Today is the last day of the Jaipur Literary festival. And I don’t feel so good. It’s cold, I’ve got a cold, I’m tired. But James Shapiro, an expert on Shakespeare (Contested Will: Who Wrote Shakespeare?) is talking to William Dalrymple and I want to hear him, so I rush through breakfast and sit through the talk. It’s lovely. But I’m still tired – and cold.

I leave the Mughal tent, the venue for another promising talk, and wander around.  First of all, I find a patch of sun and sit down to bask in it (I swear I’ll never again snigger at sun-crazed whites lying out all day in the blazing sun!) I drink two cups of boiling tea, my lips kissing the small mud pots, and feel new strength flow into my tired body. I head up to the room and sit around, doing nothing. Nothing. I don’t read, work on the laptop or even think.

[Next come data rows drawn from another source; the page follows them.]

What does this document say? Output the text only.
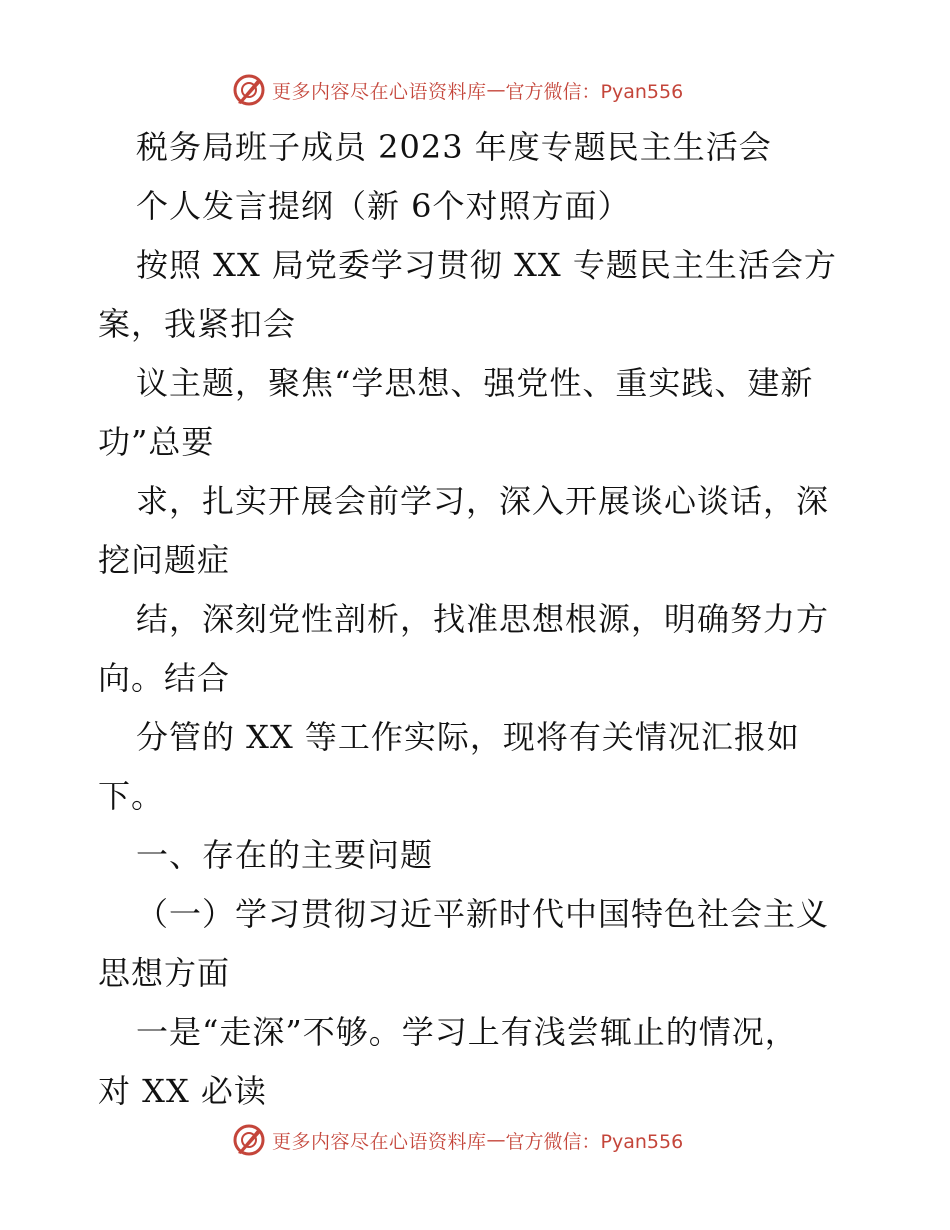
更多内容尽在心语资料库 — 官方微信：Pyan556
税务局班子成员 2023 年度专题民主生活会
个人发言提纲（新 6个对照方面）
按照 XX 局党委学习贯彻 XX 专题民主生活会方
案，我紧扣会
议主题，聚焦“学思想、强党性、重实践、建新
功”总要
求，扎实开展会前学习，深入开展谈心谈话，深
挖问题症
结，深刻党性剖析，找准思想根源，明确努力方
向。结合
分管的 XX 等工作实际，现将有关情况汇报如
下。
一、存在的主要问题
（一）学习贯彻习近平新时代中国特色社会主义
思想方面
一是“走深”不够。学习上有浅尝辄止的情况，
对 XX 必读
更多内容尽在心语资料库 — 官方微信：Pyan556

Then, as I begin to relax, to slow down, I  give thanks for this wonderful (and warm) moment that I am privileged to experience. I’m surrounded by literature, books, inspirational words, clever authors, my friends; all is well in my world, I am indeed blessed.

And on another note

Muslim hardliner groups objected to Salman Rushdie’s teleconference. The book is banned, but obviously they want the author to be banned too. Not a happy day for a moderate Muslim like me. But then, thankfully, there were some delightful discussions on how this whole freedom of speech issue should be taken forward – and what was better, one of the hardliners himself, was included in the panel. He, of course, was unable to defend his ridiculous position about not even wanting to ‘see’ Mr Rushdie on a TV screen, but it was important to have him up there and hear his side of the story, rather than shut him out and alienate him further. It is important that we give everyone a voice – and listen to this voice respectfully – as discussions, talks, an exchange of ideas and concepts seem to be one of the best ways forward.

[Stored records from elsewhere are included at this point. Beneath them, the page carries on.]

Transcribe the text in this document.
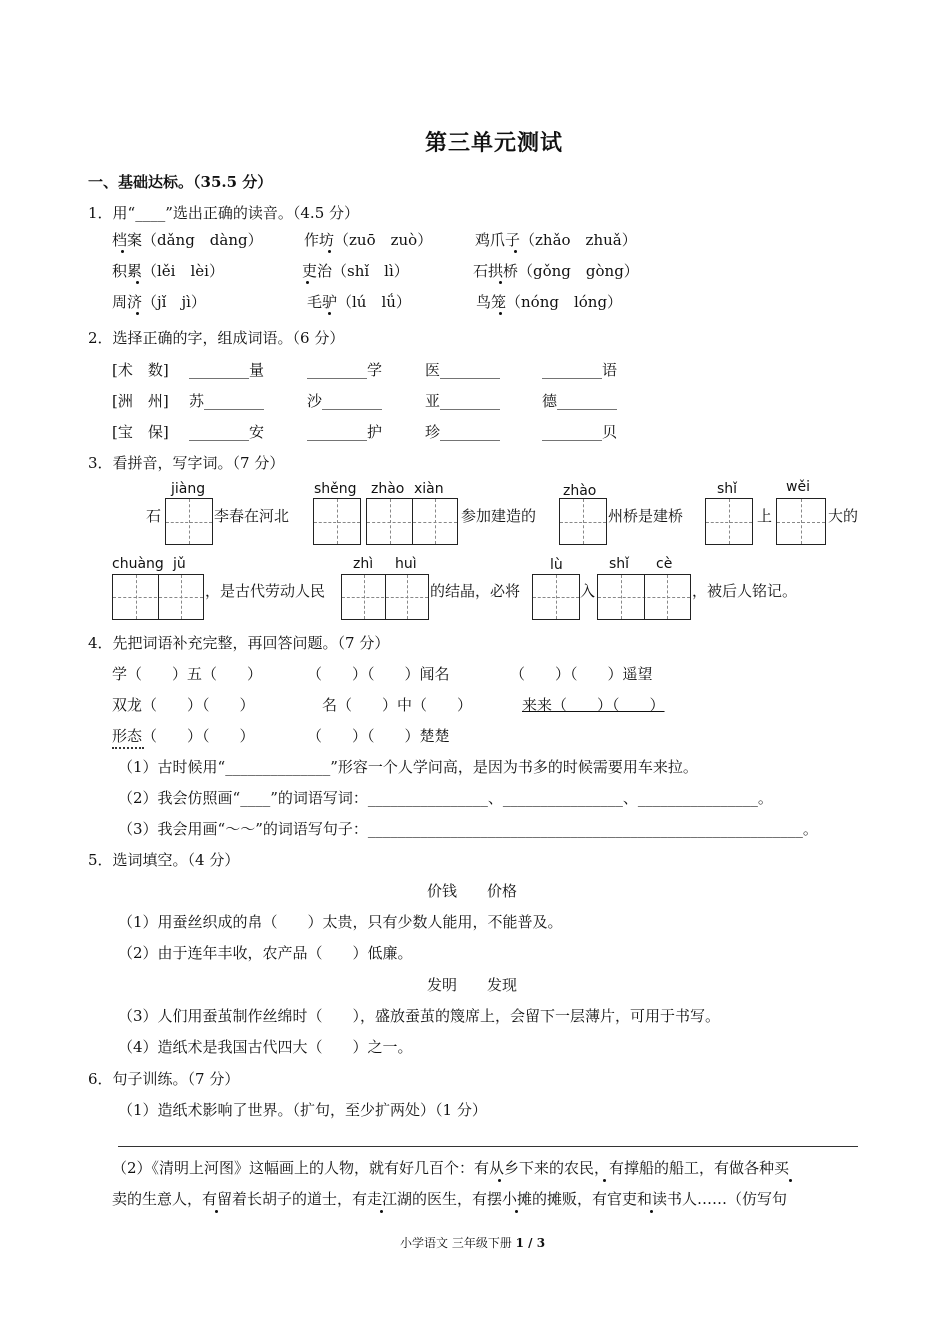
第三单元测试
一、基础达标。（35.5 分）
1．用“____”选出正确的读音。（4.5 分）
档案（dǎng　dàng）	作坊（zuō　zuò）	鸡爪子（zhǎo　zhuǎ）
积累（lěi　lèi）	吏治（shǐ　lì）	石拱桥（gǒng　gòng）
周济（jǐ　jì）	毛驴（lú　lǘ）	鸟笼（nóng　lóng）
2．选择正确的字，组成词语。（6 分）
[术　数] ________量	________学	医________	________语
[洲　州] 苏________	沙________	亚________	德________
[宝　保] ________安	________护	珍________	________贝
3．看拼音，写字词。（7 分）
jiàng	shěng zhào xiàn	zhào	shǐ	wěi
石	李春在河北	参加建造的	州桥是建桥	上	大的
chuàng jǔ	zhì huì	lù	shǐ cè
，是古代劳动人民	的结晶，必将	入	，被后人铭记。
4．先把词语补充完整，再回答问题。（7 分）
学（　　）五（　　）	（　　）（　　）闻名	（　　）（　　）遥望
双龙（　　）（　　）	名（　　）中（　　）	来来（　　）（　　）
形态（　　）（　　）	（　　）（　　）楚楚
（1）古时候用“______________”形容一个人学问高，是因为书多的时候需要用车来拉。
（2）我会仿照画“____”的词语写词：________________、________________、________________。
（3）我会用画“～～”的词语写句子：__________________________________________________________。
5．选词填空。（4 分）
价钱　　价格
（1）用蚕丝织成的帛（　　）太贵，只有少数人能用，不能普及。
（2）由于连年丰收，农产品（　　）低廉。
发明　　发现
（3）人们用蚕茧制作丝绵时（　　），盛放蚕茧的篾席上，会留下一层薄片，可用于书写。
（4）造纸术是我国古代四大（　　）之一。
6．句子训练。（7 分）
（1）造纸术影响了世界。（扩句，至少扩两处）（1 分）
（2）《清明上河图》这幅画上的人物，就有好几百个：有从乡下来的农民，有撑船的船工，有做各种买
卖的生意人，有留着长胡子的道士，有走江湖的医生，有摆小摊的摊贩，有官吏和读书人……（仿写句
小学语文 三年级下册 1 / 3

The festival ended with a debate on ‘Has Man replaced God?’ which had us in splits, as Javed Akhtar, Suhel Seth and a bunch of others tore into the arguments of Swami Agnivesh, Salim Engineer (leader of a conservative Jamaat), and another lady. It was good fun, but not really fair to pitch a bunch of fairly straight-forward godmen against some of the cleverest poets and writers that we have. Most of us came away with the feeling that the idea of God as we see it, was not represented at all. Now if only Oprah had been on that panel, the discussion might have turned out differently.